Does it have to do with the fact that the index is NON_UNIQUE?
BTW the last_name is VARCHAR(1000)

Update requested by @RolandoMySQLDBA

mysql> SELECT COUNT(DISTINCT last_name) DistinctCount FROM employees;  
+---------------+  
| DistinctCount |  
+---------------+  
|         10000 |  
+---------------+  
1 row in set (0.05 sec)  


mysql> SELECT COUNT(1) FROM (SELECT COUNT(1) Count500,last_name FROM employees GROUP BY last_name HAVING COUNT(1) > 500) A;  
+----------+  
| COUNT(1) |  
+----------+  
|        0 |  
+----------+  
1 row in set (0.15 sec)  

Best Answer

PROBLEM #1

Look at the query

select last_name from employees order by last_name;

I don't see a meaningful WHERE clause, and neither does the MySQL Query Optimizer. There is no incentive to use an index.

PROBLEM #2

Look at the query

select last_name from employees force index(idx_last_name) order by last_name; 

You gave it an index, but the Query Opitmizer took over. I have seen this behavior before (How do I force a JOIN to use a specific index in MySQL?)

Why should this happen?

Without a WHERE clause, Query Optimizer says the following to itself:

  • This is an InnoDB Table
  • It's an indexed column
  • The index has the row_id of the gen_clust_index (a.k.a. Clustered Index)
  • Why should I look at the index when
    • there is no WHERE clause?
    • I would always have to bounce back to the table?
  • Since all rows in an InnoDB table reside in the same 16K blocks as the gen_clust_index, I'll do a full table scan instead.

The Query Optimizer chose the path of least resistance.

You are going to be in for a little shock, but here it goes: Did you know that the Query Optimizer will handle MyISAM quite differently?

You are probably saying HUH ???? HOW ????

MyISAM stores the data in a .MYD file and all indexes in the .MYI file.

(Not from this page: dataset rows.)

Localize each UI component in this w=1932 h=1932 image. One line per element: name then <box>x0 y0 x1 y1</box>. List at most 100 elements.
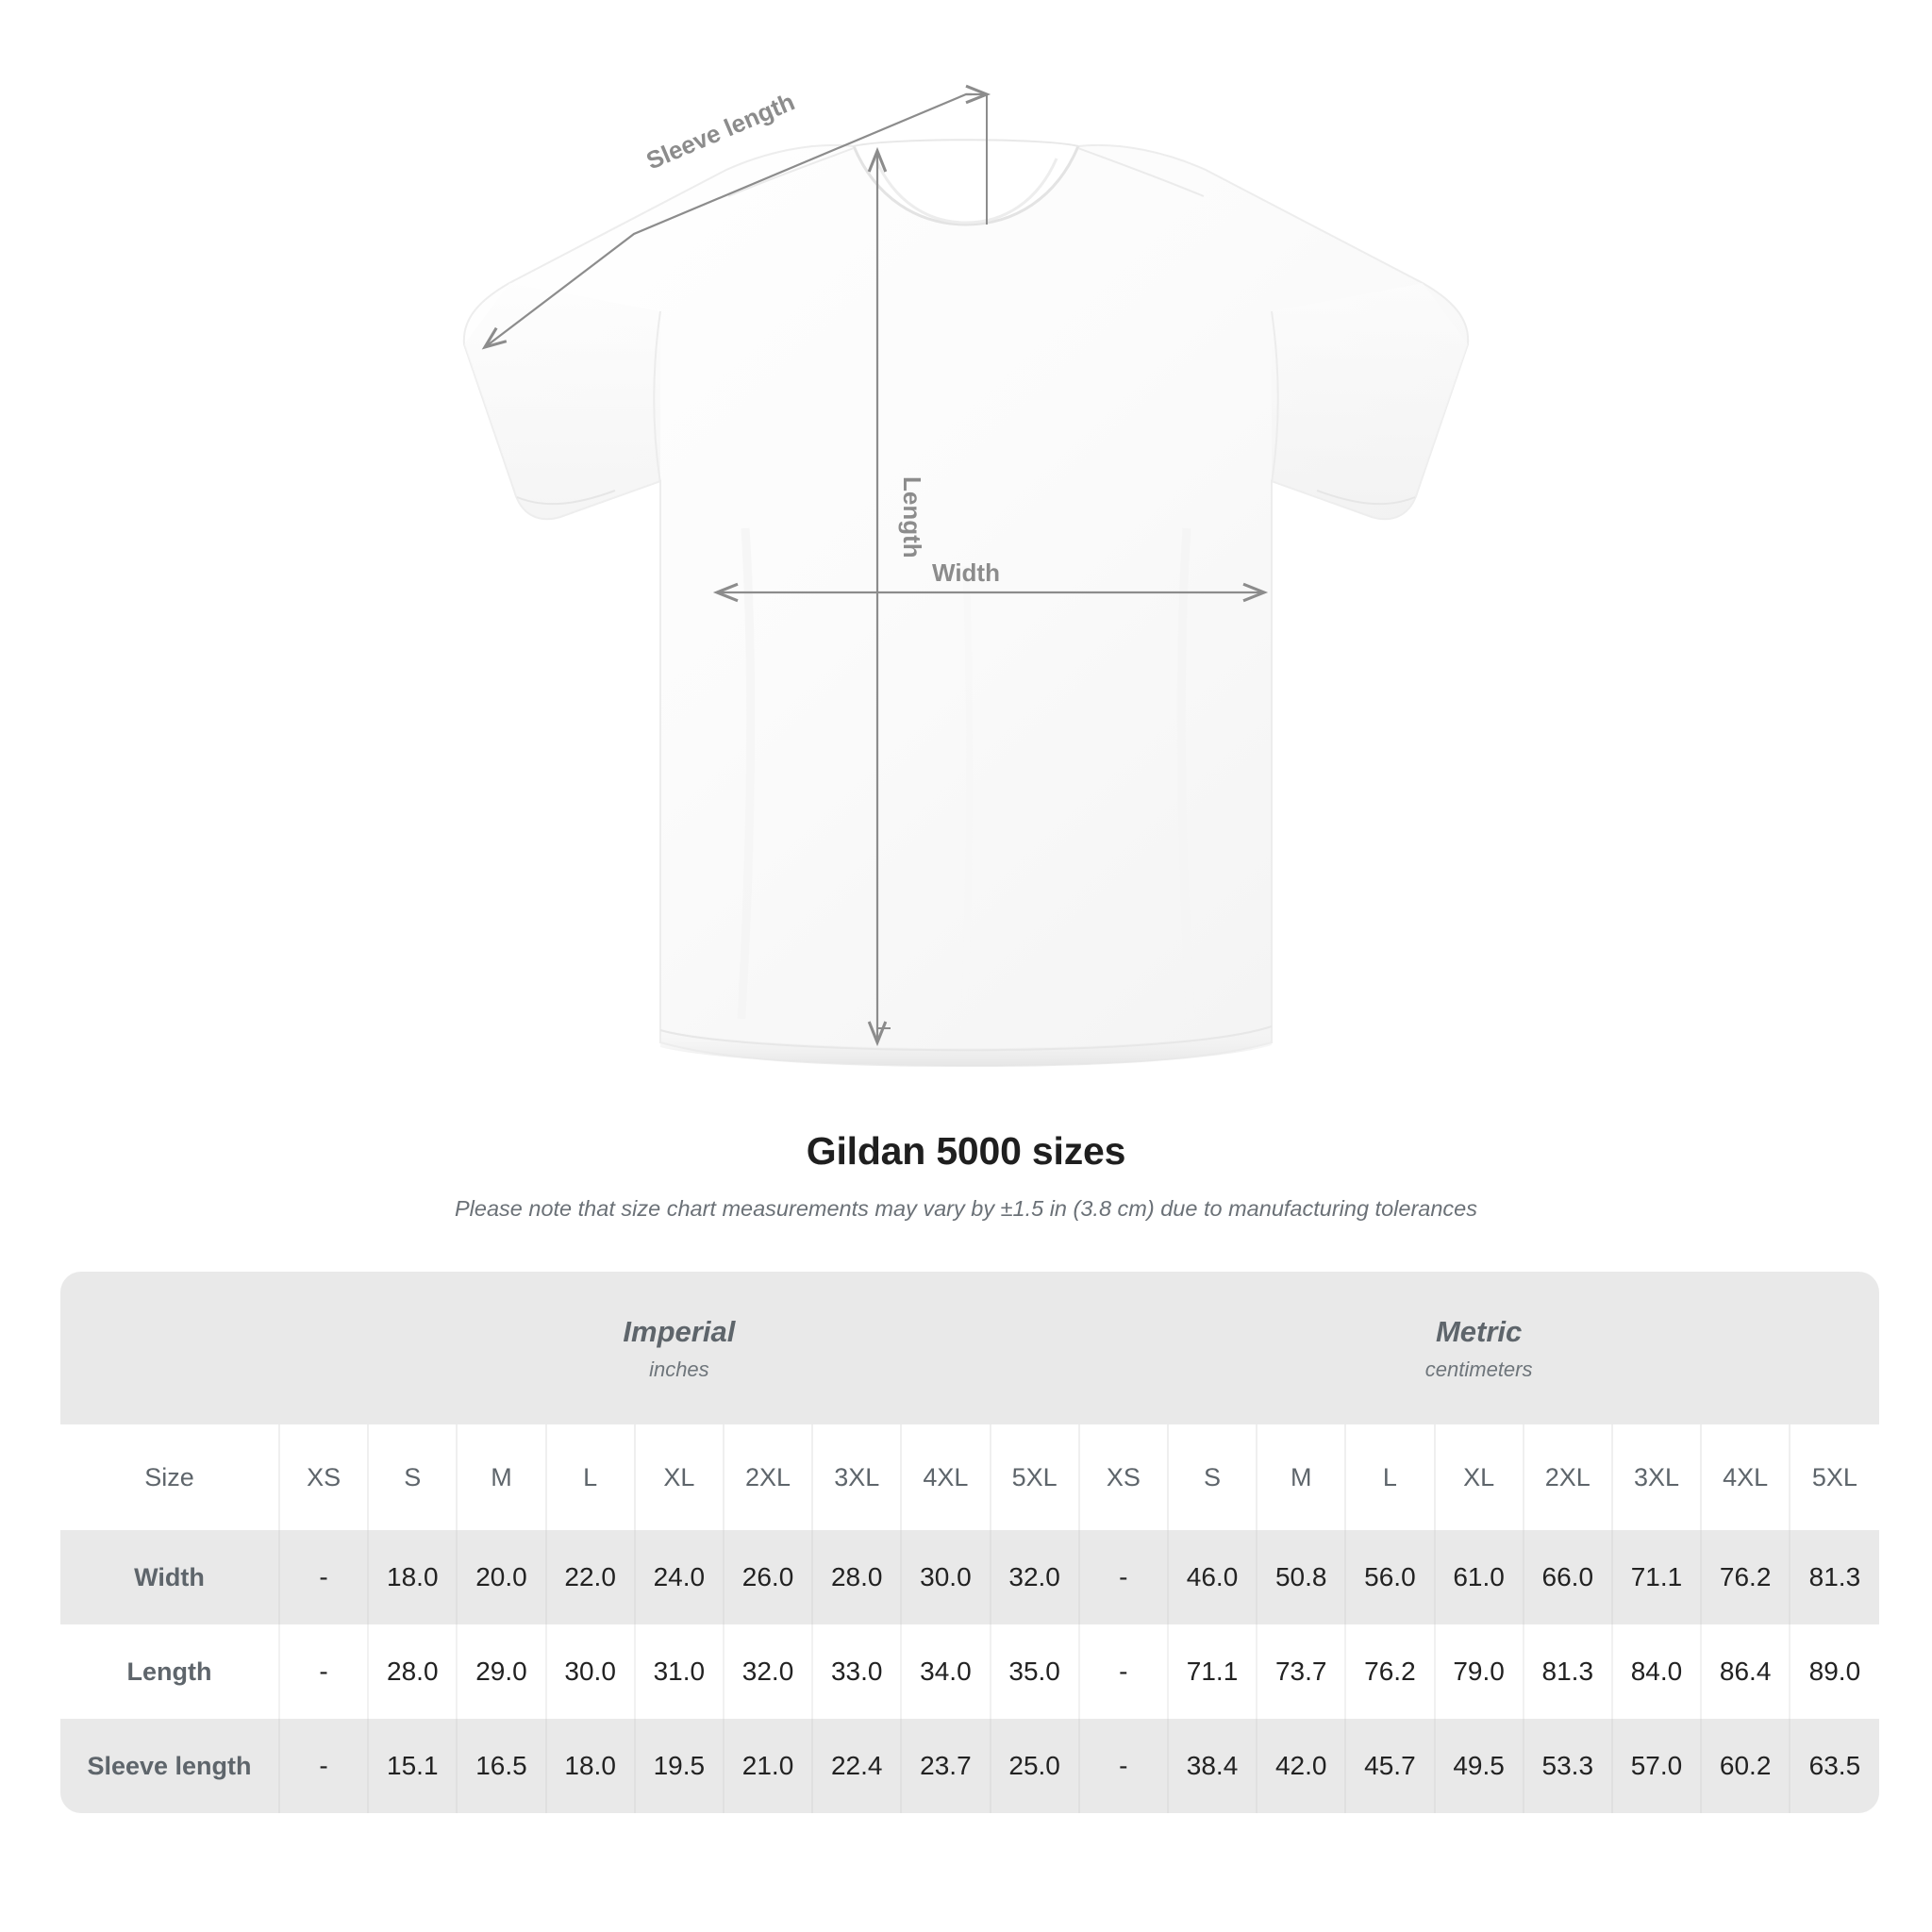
cell-width-imperial-5xl: 32.0 <box>989 1530 1079 1624</box>
size-table-wrapper: Imperial inches Metric centimeters Size … <box>60 1272 1879 1813</box>
size-col-imperial-2xl: 2XL <box>722 1424 813 1530</box>
cell-length-metric-3xl: 84.0 <box>1610 1624 1702 1719</box>
cell-length-metric-l: 76.2 <box>1344 1624 1435 1719</box>
cell-length-imperial-5xl: 35.0 <box>989 1624 1079 1719</box>
cell-width-imperial-4xl: 30.0 <box>900 1530 991 1624</box>
cell-width-metric-xs: - <box>1077 1530 1168 1624</box>
size-col-metric-4xl: 4XL <box>1700 1424 1790 1530</box>
cell-sleeve-metric-s: 38.4 <box>1166 1719 1257 1813</box>
cell-width-imperial-xl: 24.0 <box>633 1530 724 1624</box>
cell-length-metric-xs: - <box>1077 1624 1168 1719</box>
size-col-metric-m: M <box>1256 1424 1346 1530</box>
size-col-metric-s: S <box>1166 1424 1257 1530</box>
table-row: Sleeve length - 15.1 16.5 18.0 19.5 21.0… <box>60 1719 1879 1813</box>
cell-length-imperial-4xl: 34.0 <box>900 1624 991 1719</box>
cell-sleeve-imperial-5xl: 25.0 <box>989 1719 1079 1813</box>
cell-length-imperial-m: 29.0 <box>456 1624 546 1719</box>
size-col-metric-xs: XS <box>1077 1424 1168 1530</box>
size-col-imperial-3xl: 3XL <box>811 1424 902 1530</box>
table-row: Length - 28.0 29.0 30.0 31.0 32.0 33.0 3… <box>60 1624 1879 1719</box>
measurement-annotations <box>481 84 1269 1047</box>
tshirt-right-shoulder-seam <box>1077 147 1205 197</box>
cell-length-imperial-2xl: 32.0 <box>722 1624 813 1719</box>
cell-length-imperial-s: 28.0 <box>367 1624 458 1719</box>
cell-sleeve-imperial-2xl: 21.0 <box>722 1719 813 1813</box>
cell-length-imperial-xl: 31.0 <box>633 1624 724 1719</box>
size-col-imperial-4xl: 4XL <box>900 1424 991 1530</box>
cell-width-imperial-l: 22.0 <box>544 1530 635 1624</box>
cell-width-metric-2xl: 66.0 <box>1522 1530 1612 1624</box>
imperial-unit: inches <box>649 1357 709 1381</box>
cell-sleeve-imperial-4xl: 23.7 <box>900 1719 991 1813</box>
size-header-label: Size <box>60 1424 279 1530</box>
size-col-imperial-5xl: 5XL <box>989 1424 1079 1530</box>
cell-length-imperial-xs: - <box>277 1624 369 1719</box>
cell-sleeve-metric-2xl: 53.3 <box>1522 1719 1612 1813</box>
length-label: Length <box>898 476 926 558</box>
cell-sleeve-metric-3xl: 57.0 <box>1610 1719 1702 1813</box>
cell-length-metric-2xl: 81.3 <box>1522 1624 1612 1719</box>
size-table: Imperial inches Metric centimeters Size … <box>60 1272 1879 1813</box>
imperial-label: Imperial <box>623 1314 736 1348</box>
metric-unit: centimeters <box>1424 1357 1533 1381</box>
unit-header-metric: Metric centimeters <box>1078 1272 1879 1424</box>
cell-width-metric-5xl: 81.3 <box>1789 1530 1879 1624</box>
tshirt-diagram: Sleeve length Length Width <box>462 84 1470 1068</box>
cell-width-metric-m: 50.8 <box>1256 1530 1346 1624</box>
cell-sleeve-imperial-s: 15.1 <box>367 1719 458 1813</box>
cell-width-imperial-2xl: 26.0 <box>722 1530 813 1624</box>
tshirt-hem-line <box>659 1025 1273 1052</box>
cell-width-imperial-3xl: 28.0 <box>811 1530 902 1624</box>
tshirt-left-armhole <box>653 310 661 484</box>
row-label-sleeve-length: Sleeve length <box>60 1719 279 1813</box>
size-col-metric-2xl: 2XL <box>1522 1424 1612 1530</box>
cell-sleeve-metric-5xl: 63.5 <box>1789 1719 1879 1813</box>
cell-sleeve-metric-xs: - <box>1077 1719 1168 1813</box>
cell-length-metric-4xl: 86.4 <box>1700 1624 1790 1719</box>
width-label: Width <box>932 558 1000 587</box>
table-row: Width - 18.0 20.0 22.0 24.0 26.0 28.0 30… <box>60 1530 1879 1624</box>
title-block: Gildan 5000 sizes Please note that size … <box>0 1132 1932 1222</box>
cell-sleeve-metric-l: 45.7 <box>1344 1719 1435 1813</box>
cell-width-metric-s: 46.0 <box>1166 1530 1257 1624</box>
size-col-metric-5xl: 5XL <box>1789 1424 1879 1530</box>
cell-sleeve-imperial-3xl: 22.4 <box>811 1719 902 1813</box>
cell-length-metric-m: 73.7 <box>1256 1624 1346 1719</box>
cell-length-imperial-l: 30.0 <box>544 1624 635 1719</box>
size-col-metric-3xl: 3XL <box>1610 1424 1702 1530</box>
tshirt-right-sleeve-shade <box>1272 283 1468 520</box>
cell-length-metric-s: 71.1 <box>1166 1624 1257 1719</box>
cell-width-metric-4xl: 76.2 <box>1700 1530 1790 1624</box>
tshirt-fold-center <box>960 565 974 1029</box>
row-label-width: Width <box>60 1530 279 1624</box>
cell-sleeve-metric-4xl: 60.2 <box>1700 1719 1790 1813</box>
cell-sleeve-metric-xl: 49.5 <box>1433 1719 1524 1813</box>
cell-width-imperial-xs: - <box>277 1530 369 1624</box>
cell-length-imperial-3xl: 33.0 <box>811 1624 902 1719</box>
unit-header-spacer <box>60 1272 279 1424</box>
cell-length-metric-5xl: 89.0 <box>1789 1624 1879 1719</box>
tshirt-left-sleeve-hem <box>516 490 616 506</box>
tshirt-right-armhole <box>1271 310 1279 484</box>
tshirt-collar-inner <box>874 158 1058 225</box>
page-title: Gildan 5000 sizes <box>806 1129 1126 1173</box>
cell-sleeve-imperial-m: 16.5 <box>456 1719 546 1813</box>
size-col-metric-l: L <box>1344 1424 1435 1530</box>
cell-sleeve-imperial-xs: - <box>277 1719 369 1813</box>
size-col-imperial-m: M <box>456 1424 546 1530</box>
size-header-row: Size XS S M L XL 2XL 3XL 4XL 5XL XS S M … <box>60 1424 1879 1530</box>
cell-sleeve-imperial-l: 18.0 <box>544 1719 635 1813</box>
cell-width-metric-l: 56.0 <box>1344 1530 1435 1624</box>
unit-header-imperial: Imperial inches <box>279 1272 1079 1424</box>
size-col-metric-xl: XL <box>1433 1424 1524 1530</box>
size-col-imperial-s: S <box>367 1424 458 1530</box>
cell-width-imperial-s: 18.0 <box>367 1530 458 1624</box>
metric-label: Metric <box>1435 1314 1523 1348</box>
size-col-imperial-xs: XS <box>277 1424 369 1530</box>
cell-sleeve-metric-m: 42.0 <box>1256 1719 1346 1813</box>
row-label-length: Length <box>60 1624 279 1719</box>
unit-header-row: Imperial inches Metric centimeters <box>60 1272 1879 1424</box>
cell-length-metric-xl: 79.0 <box>1433 1624 1524 1719</box>
cell-width-metric-3xl: 71.1 <box>1610 1530 1702 1624</box>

The same query will produce a different EXPLAIN plan because the index lives in a different file from the data. Why ? Here is why:

  • The data needed (last_name column) is already ordered in the .MYI
  • In the worst case, you will have a full index scan
  • You will only access the column last_name from the index
  • You do not need to sift through unwanted
  • You will not trigger temp file creation for sorting

How can be so sure of this? I have tested this working theory on how using a different storage will generate a different EXPLAIN plan (sometimes a better one): Must an index cover all selected columns for it to be used for ORDER BY?